In Ashqelon wurden die Busse dann allerdings alle einzeln abgefangen und jeweils von 2-5 Streifenwagen an verschiedene Tankstellen eskortiert.
Dort wurde dann zunächst den Busfahrern ihr Führerschein weggenommen und die Leute festgehalten. Den Versuch, mit öffentlichen Verkehrsmitteln/Taxis zur Grenze zu kommen, hat die Polizei ebenfalls unterbunden.

Alles, obwohl die Demo eigentlich legal war und der normale Verkehr passieren durfte.
Schließlich wurden wir dann noch bis Jerusalem zurück eskortiert und durften erst in Bell's Garden in Jerusalem aussteigen.

Am Samstag war uns größerer Erfolg beschert.


Den Tag über sind Marvin, Sawsan, Maya, ich und Diana, eine neue Volontärin, die Donnerstag gekommen ist, in den Norden gefahren. Dort hat Sawsan uns die Dörfer um ihr Heimatdorf gezeigt, Dörfer aus denen 1948 Palästinenser vertrieben wurden.
Das war sehr interessant.


Sawasn

Am Abend waren dann Marvin, Sebastian, Sonia und ich auf einer Demo gegen den Krieg in Tel Aviv/Jaffa. Im Gegensatz zu den meisten Demos hier, war dies eine Demo bei der gelaufen wurde. Dadurch und durch die Größe, ich würde so 2000 Menschen schätzen, war die Dynamik und Atmosphäre der Demo besser als sonst und trotzdem friedlich.
Durch den Krieg haben sich einige im Dorf politisch (wieder) hochgerappelt und so waren auch einige Bewohner aus Wahad al Salam da. Unter anderm auch Shady, der, bevor der Krieg ausgebrochen war, noch auf keiner Demo war und durch die Umstände und vielleicht auch den Einfluß von Yuval, Marvin und mir sich deutlich politisiert hat.

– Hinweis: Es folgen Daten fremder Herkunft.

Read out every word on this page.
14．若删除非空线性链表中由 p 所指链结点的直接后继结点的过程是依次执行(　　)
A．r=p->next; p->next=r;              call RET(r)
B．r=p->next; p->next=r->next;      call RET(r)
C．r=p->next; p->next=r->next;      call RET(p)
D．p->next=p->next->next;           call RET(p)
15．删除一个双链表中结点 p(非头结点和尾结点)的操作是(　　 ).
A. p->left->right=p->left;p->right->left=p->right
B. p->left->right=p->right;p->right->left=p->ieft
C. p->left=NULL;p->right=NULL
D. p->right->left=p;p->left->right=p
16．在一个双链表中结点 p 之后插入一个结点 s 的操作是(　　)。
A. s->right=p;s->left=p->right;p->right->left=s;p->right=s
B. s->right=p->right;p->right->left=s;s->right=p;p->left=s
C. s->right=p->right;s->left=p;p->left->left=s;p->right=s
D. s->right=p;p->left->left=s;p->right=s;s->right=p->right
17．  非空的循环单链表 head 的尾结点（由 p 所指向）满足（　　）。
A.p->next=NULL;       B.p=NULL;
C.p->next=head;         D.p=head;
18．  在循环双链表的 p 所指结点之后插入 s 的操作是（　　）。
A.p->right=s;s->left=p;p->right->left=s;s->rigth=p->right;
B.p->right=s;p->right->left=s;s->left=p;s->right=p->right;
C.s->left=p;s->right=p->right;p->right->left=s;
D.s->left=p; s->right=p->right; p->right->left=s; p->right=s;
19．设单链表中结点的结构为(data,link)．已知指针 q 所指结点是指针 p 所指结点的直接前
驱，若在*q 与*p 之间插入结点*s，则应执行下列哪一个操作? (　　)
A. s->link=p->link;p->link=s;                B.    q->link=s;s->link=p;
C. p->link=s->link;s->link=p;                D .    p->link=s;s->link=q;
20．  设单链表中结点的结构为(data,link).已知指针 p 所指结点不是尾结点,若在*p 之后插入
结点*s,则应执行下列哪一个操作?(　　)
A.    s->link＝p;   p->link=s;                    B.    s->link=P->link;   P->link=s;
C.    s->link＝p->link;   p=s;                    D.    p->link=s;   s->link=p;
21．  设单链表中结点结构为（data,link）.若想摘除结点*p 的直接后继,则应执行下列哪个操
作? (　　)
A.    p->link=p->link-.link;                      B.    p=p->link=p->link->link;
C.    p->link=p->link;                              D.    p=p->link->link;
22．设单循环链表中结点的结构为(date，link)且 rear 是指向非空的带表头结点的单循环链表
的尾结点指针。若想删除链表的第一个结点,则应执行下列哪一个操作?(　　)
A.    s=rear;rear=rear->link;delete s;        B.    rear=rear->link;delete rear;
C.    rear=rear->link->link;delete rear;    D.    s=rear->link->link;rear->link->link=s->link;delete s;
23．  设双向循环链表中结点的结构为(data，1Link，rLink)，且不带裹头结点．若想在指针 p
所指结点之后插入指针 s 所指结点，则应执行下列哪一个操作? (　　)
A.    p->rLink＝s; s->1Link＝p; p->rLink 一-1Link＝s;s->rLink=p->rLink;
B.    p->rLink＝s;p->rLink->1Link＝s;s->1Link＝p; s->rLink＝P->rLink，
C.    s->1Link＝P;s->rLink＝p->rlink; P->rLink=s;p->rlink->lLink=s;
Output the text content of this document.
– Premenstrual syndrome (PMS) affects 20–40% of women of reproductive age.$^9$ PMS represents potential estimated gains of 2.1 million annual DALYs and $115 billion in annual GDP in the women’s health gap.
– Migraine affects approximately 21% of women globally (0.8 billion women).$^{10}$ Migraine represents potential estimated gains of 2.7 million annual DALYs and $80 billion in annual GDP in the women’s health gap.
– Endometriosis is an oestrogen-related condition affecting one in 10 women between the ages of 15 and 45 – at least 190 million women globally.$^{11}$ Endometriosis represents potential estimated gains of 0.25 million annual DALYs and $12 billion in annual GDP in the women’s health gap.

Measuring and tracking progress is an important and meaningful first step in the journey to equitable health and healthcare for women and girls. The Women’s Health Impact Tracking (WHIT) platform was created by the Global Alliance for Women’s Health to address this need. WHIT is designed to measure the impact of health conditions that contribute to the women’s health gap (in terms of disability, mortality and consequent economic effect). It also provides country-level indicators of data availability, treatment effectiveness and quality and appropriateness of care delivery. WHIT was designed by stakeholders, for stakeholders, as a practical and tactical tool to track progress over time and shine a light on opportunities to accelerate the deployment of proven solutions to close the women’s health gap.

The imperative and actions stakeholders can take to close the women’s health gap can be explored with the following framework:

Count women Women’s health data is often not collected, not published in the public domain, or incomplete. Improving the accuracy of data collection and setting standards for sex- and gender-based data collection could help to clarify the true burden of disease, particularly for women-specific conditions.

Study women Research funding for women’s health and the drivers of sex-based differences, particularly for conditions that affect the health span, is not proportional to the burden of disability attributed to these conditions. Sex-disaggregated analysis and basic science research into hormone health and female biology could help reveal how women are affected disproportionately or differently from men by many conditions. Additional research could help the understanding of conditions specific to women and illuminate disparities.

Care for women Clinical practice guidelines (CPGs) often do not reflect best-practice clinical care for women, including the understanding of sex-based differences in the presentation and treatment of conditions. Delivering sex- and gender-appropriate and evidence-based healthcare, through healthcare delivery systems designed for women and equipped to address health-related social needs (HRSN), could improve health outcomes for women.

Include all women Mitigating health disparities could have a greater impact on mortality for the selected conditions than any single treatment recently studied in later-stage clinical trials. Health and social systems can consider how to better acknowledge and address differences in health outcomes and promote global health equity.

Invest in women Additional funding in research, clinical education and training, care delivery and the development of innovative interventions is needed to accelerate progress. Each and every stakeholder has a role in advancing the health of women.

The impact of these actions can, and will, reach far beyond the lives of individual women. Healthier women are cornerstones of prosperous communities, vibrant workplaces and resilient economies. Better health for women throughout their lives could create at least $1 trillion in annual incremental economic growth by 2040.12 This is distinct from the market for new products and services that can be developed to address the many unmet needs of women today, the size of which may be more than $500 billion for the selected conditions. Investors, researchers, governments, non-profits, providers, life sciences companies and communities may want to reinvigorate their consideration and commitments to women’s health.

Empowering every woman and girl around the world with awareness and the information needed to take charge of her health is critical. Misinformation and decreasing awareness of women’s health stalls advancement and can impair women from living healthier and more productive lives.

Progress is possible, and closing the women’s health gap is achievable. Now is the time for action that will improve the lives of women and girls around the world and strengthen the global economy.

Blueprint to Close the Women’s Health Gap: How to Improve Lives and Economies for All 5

Wie meistens waren übrigens etwa 80% der Demonstranten Juden, daher nur ein geringer Teil arabisch. Anti-Jüdische Sprüche, wie auf einigen deutschen Demos wohl gefallen sind, gab es also nicht, dafür neben vielen palästinensischen Flaggen auch eine israelische.

2 Kommentare:

Unknown hat gesagt…

Jonathan,
danke das du hier so genau beschreibst wie die stimmung in Israel ist.
Als deutscher einen holocaust überlebenden zu treffen ist sicherlich ein sehr prägendes ereignis.

Ich verstehe das verhältnis nicht indem dieser angriff gegen palästina durchgeführt wurde, 1600 tote sind absolut unverhältnismässig!

dein letzer absatz entspricht auch miner auffassung, ich habe das gefühl das in deutschland einige demonstrationen direkt immer in die "antizionistische" richtung gehen, für mich ist das nur ein verhängter antisemitismus.

viele grüße
Moritz

Anonym hat gesagt…

das thema der verhältnismäßigkeit....
werde dazu an dieser stelle erstmal nichts weiter sagen.

wichtig finde ich, dass es in israel durchaus möglich ist friedlich gegen den krieg zu protestieren. das ist hier in deutschland da eher anders, hier fliegen steine und flaggen werden heruntergerissen. wenn man dann hier auch noch die sprüche wie "tod tod israel" oder rufe nache einem "kalifat" hört dann kann man nur noch den kopf schütteln

@jonathan, respekt für euer engagement!